Démantèlement d’une campagne de malvertising associée à Neutrino

Des chercheurs en sécurité de l’information ont annoncé la neutralisation d’une campagne internationale qui avait adopté la publicité malveillante pour diffuser le ransomware CrypMIC via le kit d’exploitation Neutrino. D’après les estimations de Cisco Talos, ces attaques de malvertising ont menacé un million d’utilisateurs en Amérique du Nord, dans l’Union européenne, dans la région Asie-Pacifique et au Proche-Orient.

Les enquêteurs ont établi que les publicités malveillantes chargées de la redirection provenaient du réseau publicitaire OpenX et apparaissaient sur des sites d’informations et de pornographie fréquentés ainsi que sur des sites plus spécialisés consacrés à la finance, au rugby, etc. L’élément marquant est que la victime était redirigée dès qu’elle accédait à la page au contenu malveillant. Elle ne devait réaliser aucune action. « Ce qui caractérise vraiment cette campagne, c’est sa dimension véritablement internationale. Elle a touché de nombreuses régions et était multilingue » a déclaré Nick Biasini, chercheur chez Cisco.

Les chercheurs du département spécial de Cisco ont découvert cette campagne de malvertising au début du mois dernier. Les données récoltées en l’espace de deux semaines ont permis aux chercheurs de convaincre le bureau d’enregistrement de domaines GoDaddy de commencer à éliminer les redirections vers un serveur Neutrino unique qui se trouvait sur le territoire russe.

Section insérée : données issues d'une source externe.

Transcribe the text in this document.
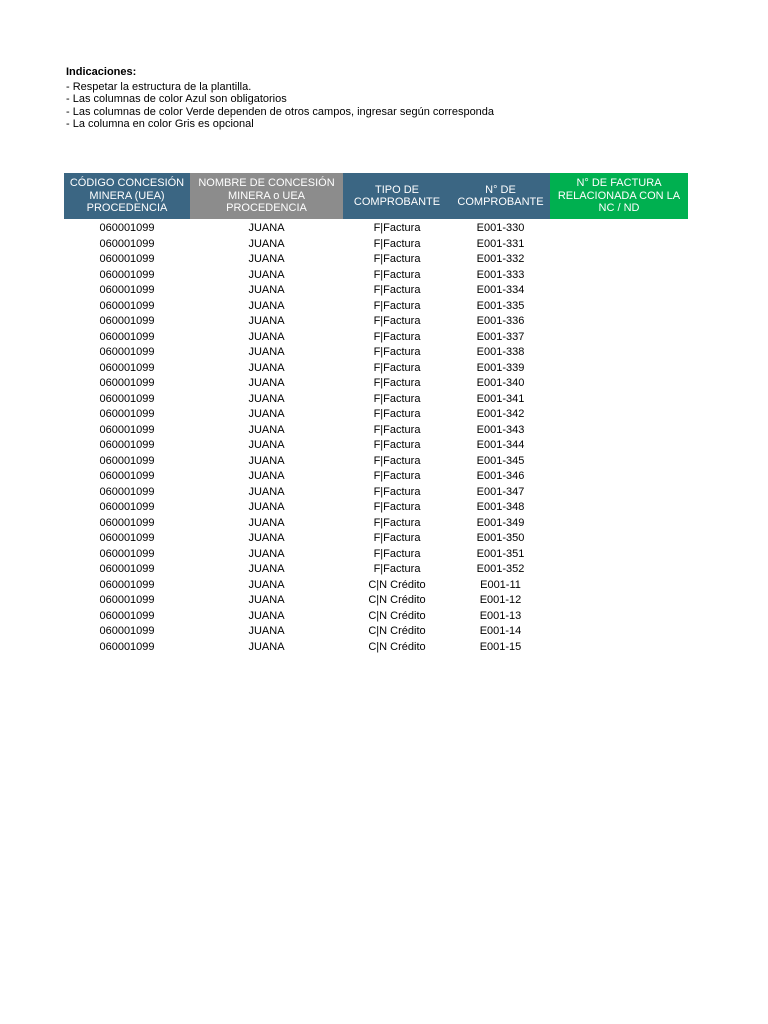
Indicaciones:
- Respetar la estructura de la plantilla.
- Las columnas de color Azul son obligatorios
- Las columnas de color Verde dependen de otros campos, ingresar según corresponda
- La columna en color Gris es opcional
CÓDIGO CONCESIÓN MINERA (UEA) PROCEDENCIA	NOMBRE DE CONCESIÓN MINERA o UEA PROCEDENCIA	TIPO DE COMPROBANTE	N° DE COMPROBANTE	N° DE FACTURA RELACIONADA CON LA NC / ND
060001099	JUANA	F|Factura	E001-330	
060001099	JUANA	F|Factura	E001-331	
060001099	JUANA	F|Factura	E001-332	
060001099	JUANA	F|Factura	E001-333	
060001099	JUANA	F|Factura	E001-334	
060001099	JUANA	F|Factura	E001-335	
060001099	JUANA	F|Factura	E001-336	
060001099	JUANA	F|Factura	E001-337	
060001099	JUANA	F|Factura	E001-338	
060001099	JUANA	F|Factura	E001-339	
060001099	JUANA	F|Factura	E001-340	
060001099	JUANA	F|Factura	E001-341	
060001099	JUANA	F|Factura	E001-342	
060001099	JUANA	F|Factura	E001-343	
060001099	JUANA	F|Factura	E001-344	
060001099	JUANA	F|Factura	E001-345	
060001099	JUANA	F|Factura	E001-346	
060001099	JUANA	F|Factura	E001-347	
060001099	JUANA	F|Factura	E001-348	
060001099	JUANA	F|Factura	E001-349	
060001099	JUANA	F|Factura	E001-350	
060001099	JUANA	F|Factura	E001-351	
060001099	JUANA	F|Factura	E001-352	
060001099	JUANA	C|N Crédito	E001-11	
060001099	JUANA	C|N Crédito	E001-12	
060001099	JUANA	C|N Crédito	E001-13	
060001099	JUANA	C|N Crédito	E001-14	
060001099	JUANA	C|N Crédito	E001-15	
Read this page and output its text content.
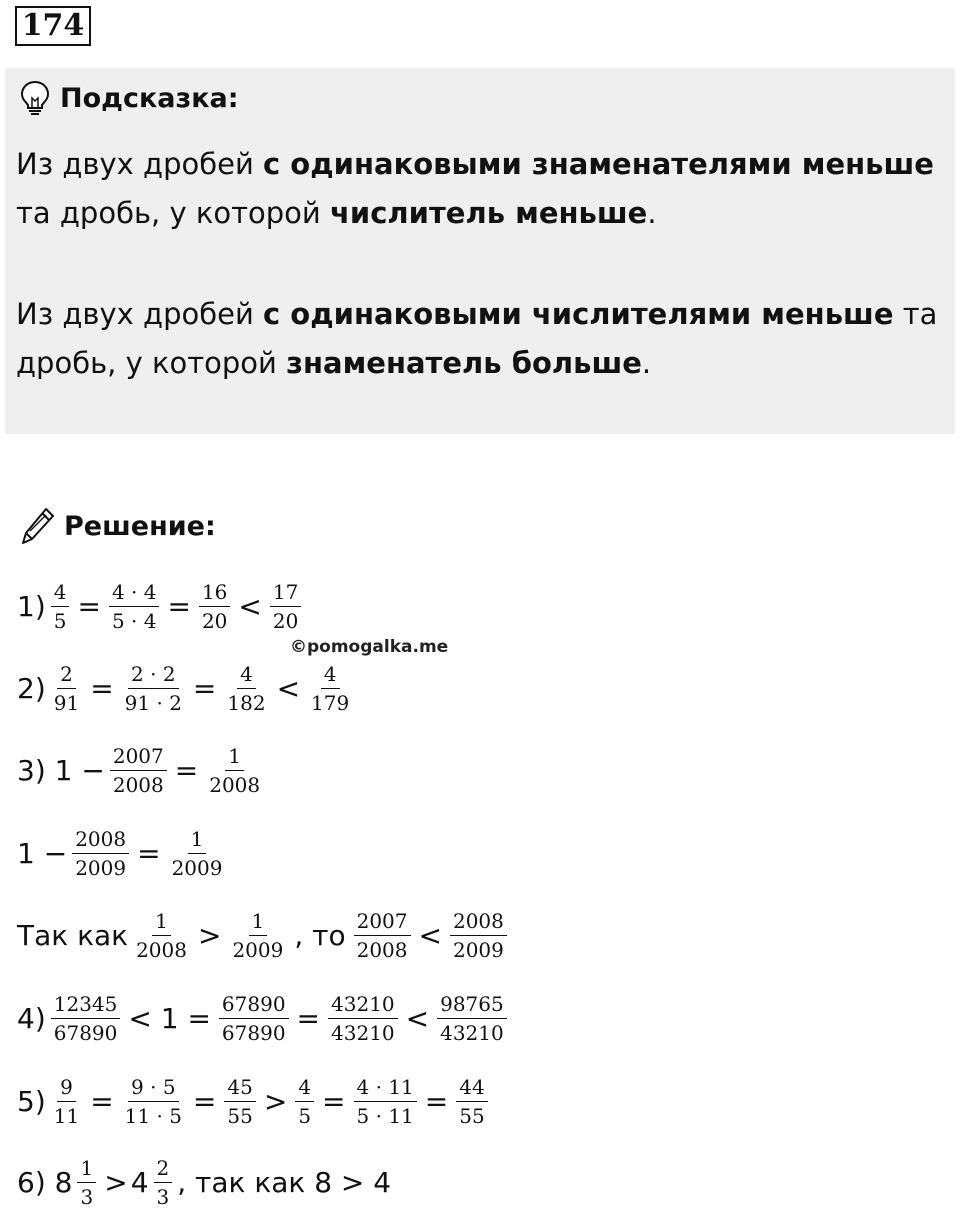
174
Подсказка:
Из двух дробей с одинаковыми знаменателями меньше та дробь, у которой числитель меньше.
Из двух дробей с одинаковыми числителями меньше та дробь, у которой знаменатель больше.
Решение:
©pomogalka.me
$1) \frac{4}{5} = \frac{4 \cdot 4}{5 \cdot 4} = \frac{16}{20} < \frac{17}{20}$
$2) \frac{2}{91} = \frac{2 \cdot 2}{91 \cdot 2} = \frac{4}{182} < \frac{4}{179}$
3)
$1 - \frac{2007}{2008} = \frac{1}{2008}$
$1 - \frac{2008}{2009} = \frac{1}{2009}$
Так как $\frac{1}{2008} > \frac{1}{2009}$ , то $\frac{2007}{2008} < \frac{2008}{2009}$
$4) \frac{12345}{67890} < 1 = \frac{67890}{67890} = \frac{43210}{43210} < \frac{98765}{43210}$
$5) \frac{9}{11} = \frac{9 \cdot 5}{11 \cdot 5} = \frac{45}{55} > \frac{4}{5} = \frac{4 \cdot 11}{5 \cdot 11} = \frac{44}{55}$
6)
$8 \frac{1}{3} > 4 \frac{2}{3}$ , так как 8 > 4
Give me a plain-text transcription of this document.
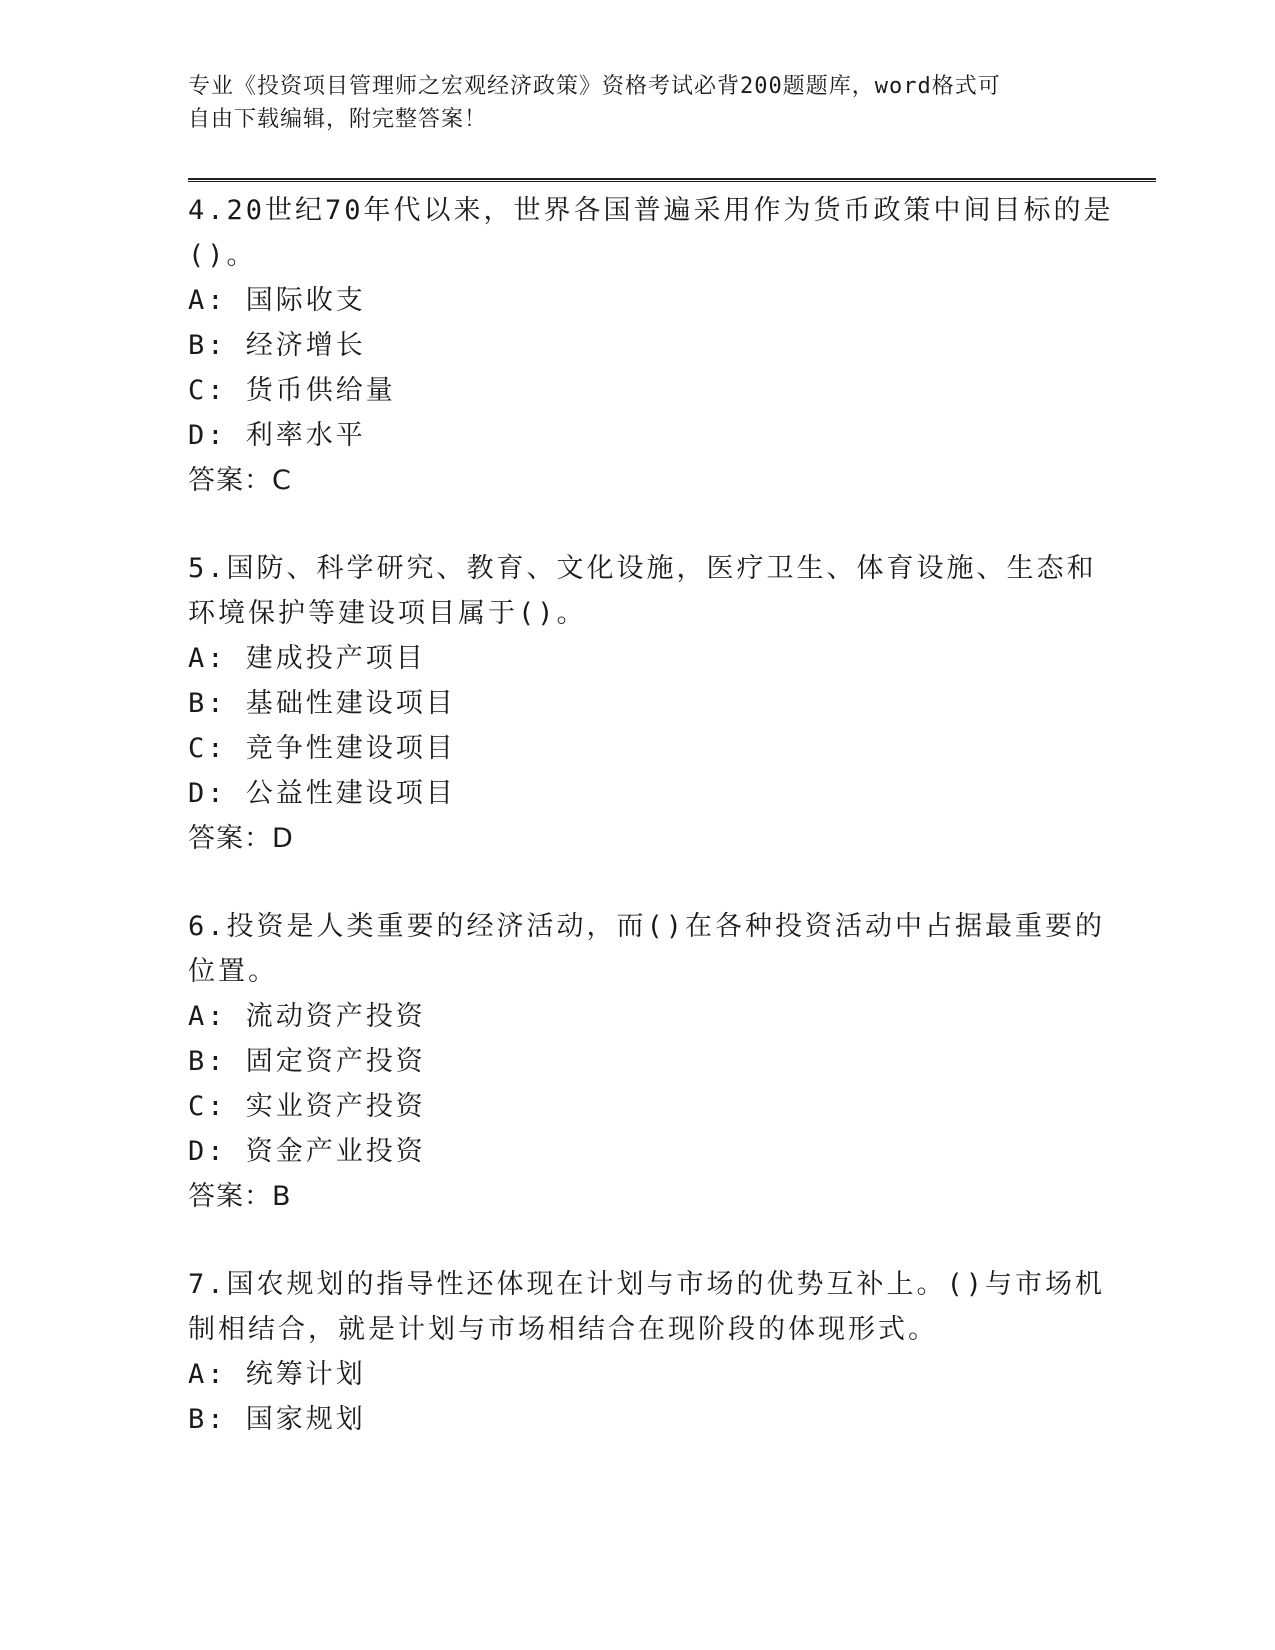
专业《投资项目管理师之宏观经济政策》资格考试必背200题题库，word格式可
自由下载编辑，附完整答案！

4.20世纪70年代以来，世界各国普遍采用作为货币政策中间目标的是

()。

A: 国际收支

B: 经济增长

C: 货币供给量

D: 利率水平

答案：C

5.国防、科学研究、教育、文化设施，医疗卫生、体育设施、生态和

环境保护等建设项目属于()。

A: 建成投产项目

B: 基础性建设项目

C: 竞争性建设项目

D: 公益性建设项目

答案：D

6.投资是人类重要的经济活动，而()在各种投资活动中占据最重要的

位置。

A: 流动资产投资

B: 固定资产投资

C: 实业资产投资

D: 资金产业投资

答案：B

7.国农规划的指导性还体现在计划与市场的优势互补上。()与市场机

制相结合，就是计划与市场相结合在现阶段的体现形式。

A: 统筹计划

B: 国家规划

Nick Biasini suppose que les auteurs de cette campagne de malvertising ont utilisé des identifiants volés afin de pouvoir accéder aux comptes utilisateur des domaines enregistrés chez GoDaddy. Ils ont ensuite créé des dizaines de sous-domaines « propres » et les ont utilisés pour acheter des droits d’affichage de publicité sur la plateforme OpenX. Pour organiser l’attaque, les individus malintentionnés se sont appropriés des publicités contextuelles sur des sites thématiques grâce aux possibilités offertes par OpenX. Ainsi, les visiteurs des ressources légitimes avec la publicité malveillante tombaient sur un sous-domaine créé spécialement pour l’occasion (des passerelles dans la terminologie de Cisco Talos) avant d’être redirigés vers les pages qui hébergeaient les codes d’exploitation.

« La passerelle est tout simplement un intermédiaire entre la redirection initiale (à savoir, le site compromis/la publicité malveillante) et le serveur cible du pack d’exploitation qui réalise l’analyse, organise la compromission et livre la charge utile » explique Nick Biasini sur son blog. D’après le chercheur, le recours aux domaines « passerelles » permet aux individus malintentionnés de déplacer rapidement le serveur malveillant sans changer la chaîne des redirections et au final, cela « garantit la longévité de la campagne sans devoir modifier en permanence le site ou la publicité qui amorce la chaîne d’infection ».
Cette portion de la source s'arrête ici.